September… Relatively uneventful aside from the fact that we started going with the Bassetts to the refugee camp on a weekly basis. James had gone with them one Sunday in late July or early August and really loved it. So we all went at the end of August. It was our niche. We all tremendously enjoyed it! God seemed to be directing us into that ministry and so there we are. And we still love it!

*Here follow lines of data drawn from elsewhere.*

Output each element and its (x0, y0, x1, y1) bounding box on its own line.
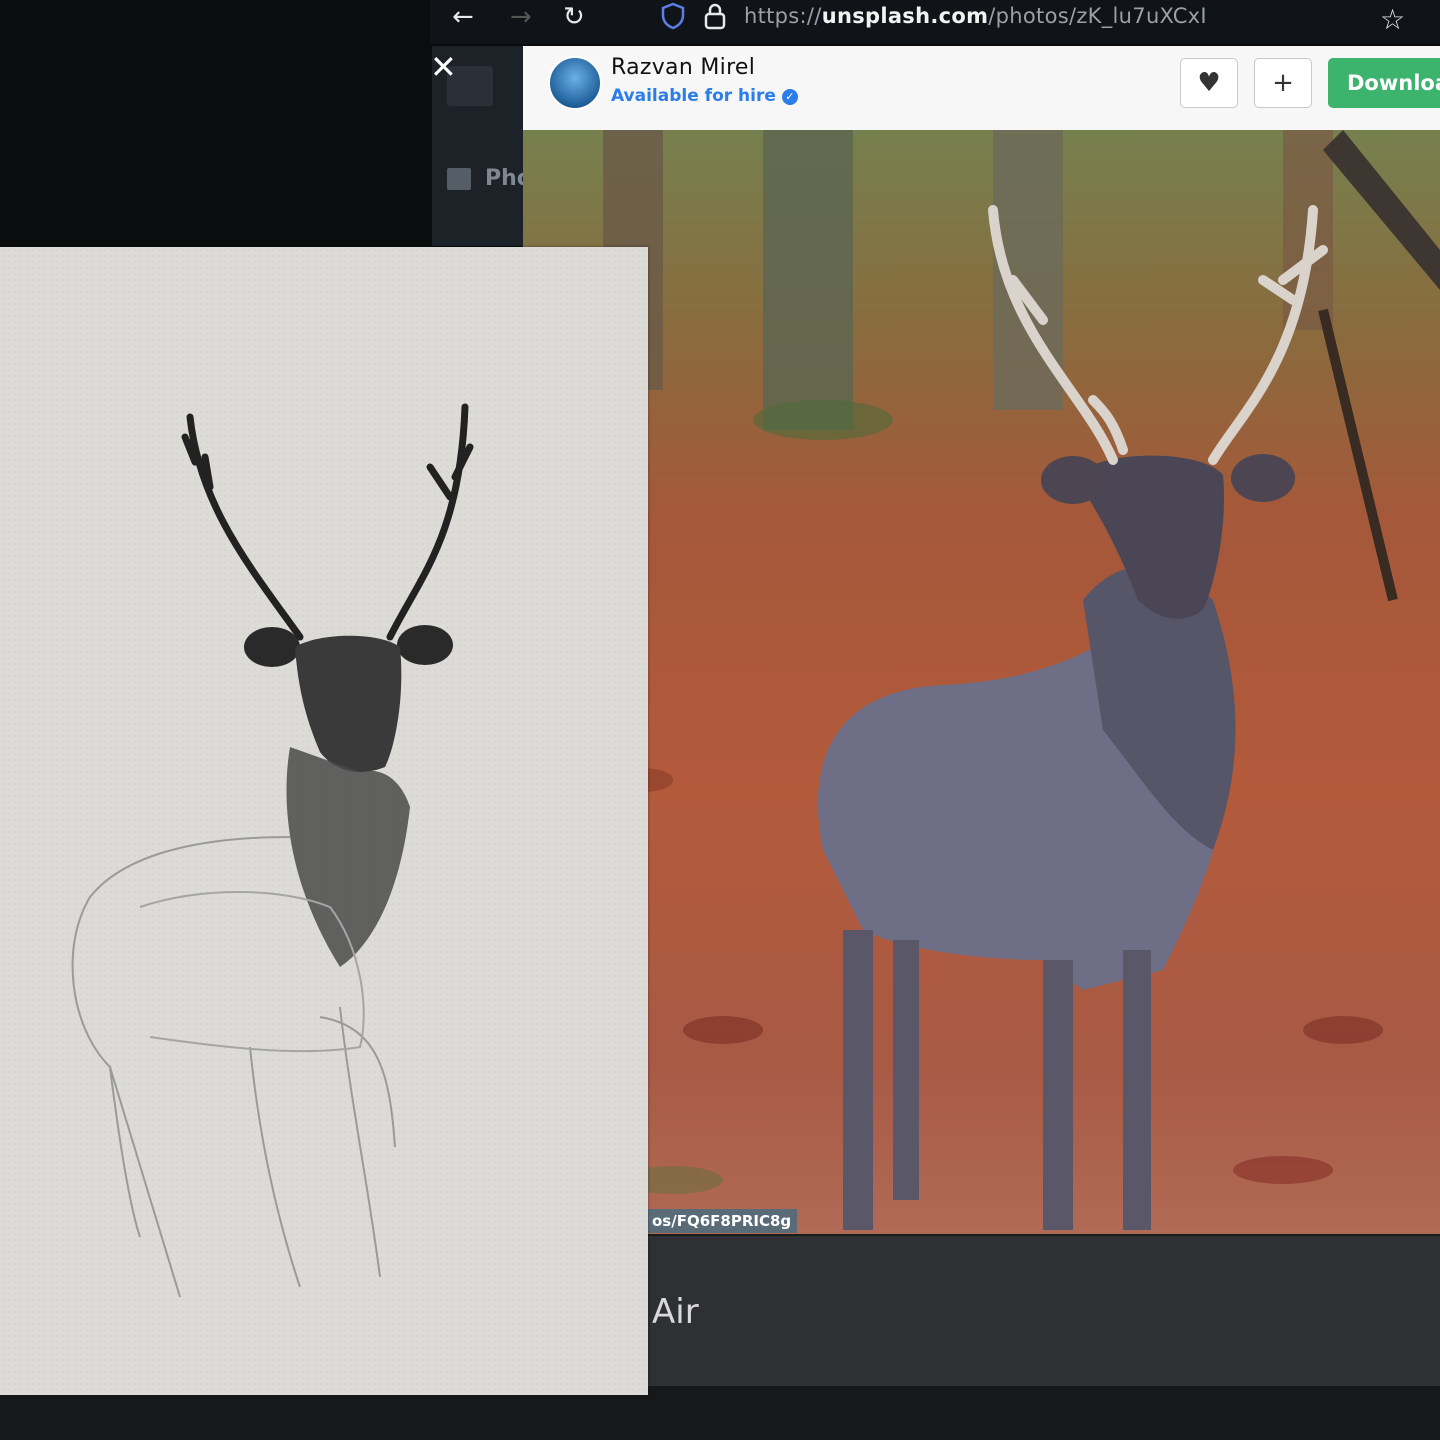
author-name[interactable]: Razvan Mirel (611, 55, 755, 80)
address-bar[interactable]: https://unsplash.com/photos/zK_lu7uXCxI (744, 4, 1207, 28)
add-to-collection-button[interactable]: + (1254, 58, 1312, 108)
plus-icon: + (1272, 68, 1294, 98)
photo-icon (447, 168, 471, 190)
url-prefix: https:// (744, 4, 822, 28)
deer-photo[interactable] (523, 130, 1440, 1234)
photo-link-caption[interactable]: os/FQ6F8PRIC8g (646, 1209, 798, 1233)
forward-icon[interactable]: → (510, 2, 532, 32)
reload-icon[interactable]: ↻ (563, 2, 585, 32)
lock-icon[interactable] (703, 2, 727, 34)
back-icon[interactable]: ← (452, 2, 474, 32)
shield-icon[interactable] (660, 2, 686, 34)
url-path: /photos/zK_lu7uXCxI (988, 4, 1207, 28)
close-icon[interactable]: ✕ (430, 48, 457, 86)
hire-status: Available for hire (611, 86, 776, 106)
laptop-bezel (646, 1234, 1440, 1388)
like-button[interactable]: ♥ (1180, 58, 1238, 108)
hire-link[interactable]: Available for hire ✓ (611, 86, 798, 106)
avatar[interactable] (548, 56, 602, 110)
star-icon[interactable]: ☆ (1380, 3, 1405, 36)
url-domain: unsplash.com (821, 4, 989, 28)
download-button[interactable]: Download (1328, 58, 1440, 108)
drawing-paper (0, 247, 648, 1395)
laptop-brand: Air (652, 1292, 699, 1332)
verified-icon: ✓ (781, 89, 798, 105)
heart-icon: ♥ (1197, 68, 1221, 98)
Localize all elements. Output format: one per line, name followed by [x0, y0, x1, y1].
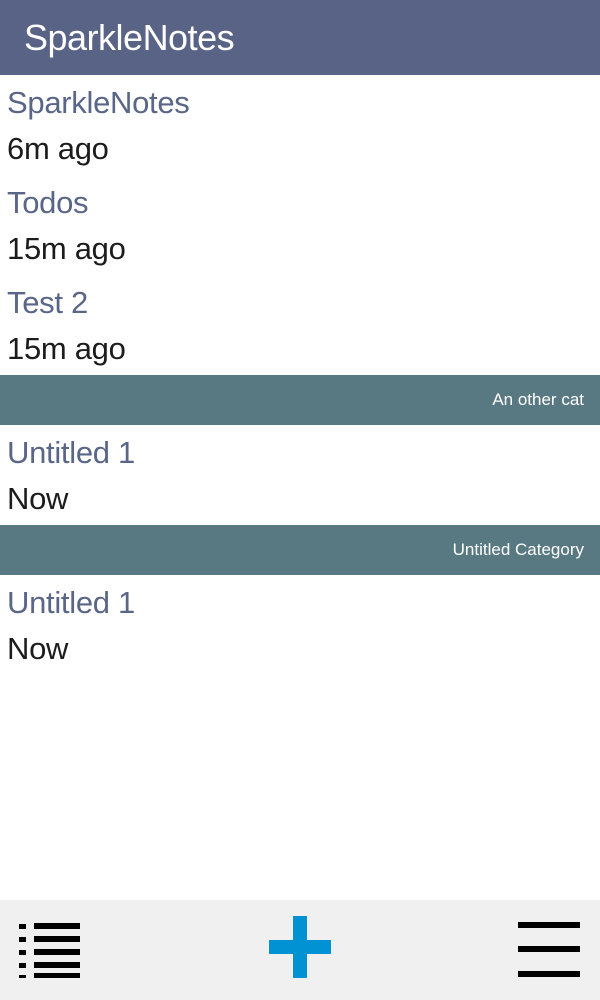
menu-button[interactable] — [500, 900, 600, 1000]
note-item[interactable]: Test 2 15m ago — [0, 275, 600, 375]
app-titlebar: SparkleNotes — [0, 0, 600, 75]
note-item[interactable]: SparkleNotes 6m ago — [0, 75, 600, 175]
notes-list: SparkleNotes 6m ago Todos 15m ago Test 2… — [0, 75, 600, 675]
note-title: Todos — [7, 185, 89, 220]
plus-icon — [269, 916, 331, 978]
hamburger-menu-icon — [518, 922, 580, 977]
category-header[interactable]: An other cat — [0, 375, 600, 425]
note-item[interactable]: Untitled 1 Now — [0, 575, 600, 675]
note-title: Untitled 1 — [7, 585, 135, 620]
note-item[interactable]: Todos 15m ago — [0, 175, 600, 275]
note-timestamp: 6m ago — [7, 131, 109, 166]
note-timestamp: Now — [7, 631, 69, 666]
note-timestamp: Now — [7, 481, 69, 516]
note-timestamp: 15m ago — [7, 231, 126, 266]
note-title: SparkleNotes — [7, 85, 190, 120]
category-name: Untitled Category — [452, 540, 584, 559]
note-timestamp: 15m ago — [7, 331, 126, 366]
bottom-toolbar — [0, 900, 600, 1000]
add-note-button[interactable] — [250, 900, 350, 1000]
list-view-button[interactable] — [0, 900, 100, 1000]
note-title: Untitled 1 — [7, 435, 135, 470]
note-title: Test 2 — [7, 285, 88, 320]
note-item[interactable]: Untitled 1 Now — [0, 425, 600, 525]
bulleted-list-icon — [19, 923, 80, 978]
category-header[interactable]: Untitled Category — [0, 525, 600, 575]
category-name: An other cat — [492, 390, 584, 409]
app-title: SparkleNotes — [24, 16, 235, 58]
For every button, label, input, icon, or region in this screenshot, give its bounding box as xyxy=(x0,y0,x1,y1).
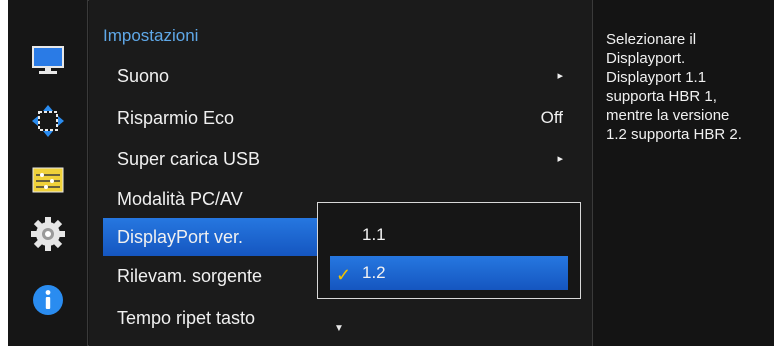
scroll-down-icon[interactable]: ▼ xyxy=(334,323,344,334)
checkmark-icon: ✓ xyxy=(336,265,352,285)
menu-item-displayport-ver[interactable]: DisplayPort ver. xyxy=(103,218,319,256)
menu-title: Impostazioni xyxy=(103,26,199,45)
resize-arrows-icon[interactable] xyxy=(30,103,66,139)
option-label: 1.2 xyxy=(362,263,386,282)
help-line: 1.2 supporta HBR 2. xyxy=(606,126,742,143)
option-1-2[interactable]: ✓ 1.2 xyxy=(330,256,568,290)
submenu-arrow-icon: ▸ xyxy=(557,70,563,82)
menu-item-super-carica-usb[interactable]: Super carica USB ▸ xyxy=(103,142,577,176)
menu-item-risparmio-eco[interactable]: Risparmio Eco Off xyxy=(103,101,577,135)
menu-item-suono[interactable]: Suono ▸ xyxy=(103,59,577,93)
menu-item-value: Off xyxy=(540,108,563,127)
menu-item-label: Risparmio Eco xyxy=(117,108,235,128)
category-rail xyxy=(8,0,88,346)
help-line: Selezionare il xyxy=(606,31,697,48)
menu-item-label: Rilevam. sorgente xyxy=(117,266,263,286)
help-pane: Selezionare il Displayport. Displayport … xyxy=(592,0,774,346)
menu-item-label: Tempo ripet tasto xyxy=(117,308,256,328)
help-text: Selezionare il Displayport. Displayport … xyxy=(606,30,768,144)
info-icon[interactable] xyxy=(30,282,66,318)
sliders-icon[interactable] xyxy=(30,162,66,198)
submenu-arrow-icon: ▸ xyxy=(557,153,563,165)
displayport-version-popup: 1.1 ✓ 1.2 xyxy=(317,202,581,299)
option-1-1[interactable]: 1.1 xyxy=(330,218,568,252)
help-line: Displayport 1.1 xyxy=(606,69,707,86)
help-line: supporta HBR 1, xyxy=(606,88,717,105)
gear-icon[interactable] xyxy=(30,216,66,252)
menu-item-label: Suono xyxy=(117,66,170,86)
menu-item-label: Modalità PC/AV xyxy=(117,189,243,209)
help-line: mentre la versione xyxy=(606,107,730,124)
monitor-icon[interactable] xyxy=(30,42,66,78)
menu-item-label: DisplayPort ver. xyxy=(117,227,244,247)
help-line: Displayport. xyxy=(606,50,686,67)
option-label: 1.1 xyxy=(362,225,386,244)
menu-item-label: Super carica USB xyxy=(117,149,261,169)
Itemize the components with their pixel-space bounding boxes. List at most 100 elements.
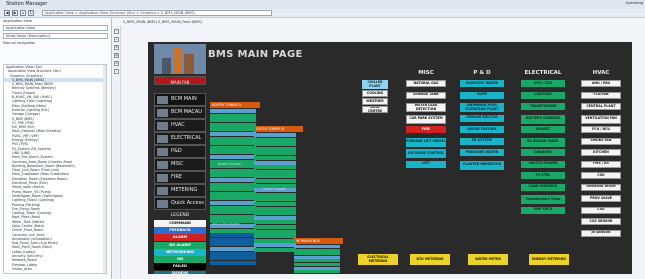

October…. We took our first trip back to Kampala. On the way there the transmission went out on our vehicle and had to be repaired. That made the time there interesting in finding transportation! But God worked everything out for us. I had my first Doctor visit while we were there. We were planning, at the time, to have the baby in Nakasaro Hospital in Kampala with Dr. Mbonye. She is really nice but kept recommending we check a hospital in Mbarara. We had an ultrasound and found we were having a girl! We got our third dog – a female Rottweiler – and she’s been fun to have around and great for our other puppy. Calmed him right down! We also had a baptismal service at the refugee camp. I ended up missing it with sick kids but James and the boys really enjoyed it!

November… Our first Thanksgiving here and we hosted it at our house. It was a LOT of fun! We bought two turkeys and had them butchered right in our yard! Definitely a learning experience there!

December… Our first Christmas here. We took another trip to Kampala the first part of the month and were able to get some paperwork taken care of and also find some special things for Christmas. Our church family sent a couple boxes of surprises to us from the states for Christmas and that was so special. It was a very special time for us and, while we missed family back home, we had a really good time remembering Christ’s birth here in Uganda. There was another baptismal service at the refugee camp and this time I got to go! It was great – a very moving service. We got there early and I got to visit with many of the ladies in the church there. It was such a blessing.

January…. We finally decided to tour the hospital here in Mbarara and decided to try having the baby here instead of going to Kampala. It was a big decision for us but we both had peace about it. Debbie and Matthew Guimon and her niece, Sarabeth, visited from America. It was SO good to have someone come from the states! James had an accident on the way back from taking them to meet Phyllis Hall in Kampala. God worked things out with that, helping him have the right people with him at the right time.

February…. Baby was due but didn’t arrive. That’s okay, though. The election took place on the 18th and was relatively uneventful.

March…. Brennah LaDynne was born on the 6th, almost 2 weeks late. Her birth went very well and I’m so glad we decided to have her here in Mbarara. She came before we’d been here a year.

So there you have it. Our first year overview. Sorry this is so long. Thanks for persevering to the end of this post. 😀 It’s been exciting to see God work in the good times and the hard and discouraging times as well. We’re really enjoying being here in Uganda and wouldn’t want to be anywhere else! It really feels like home.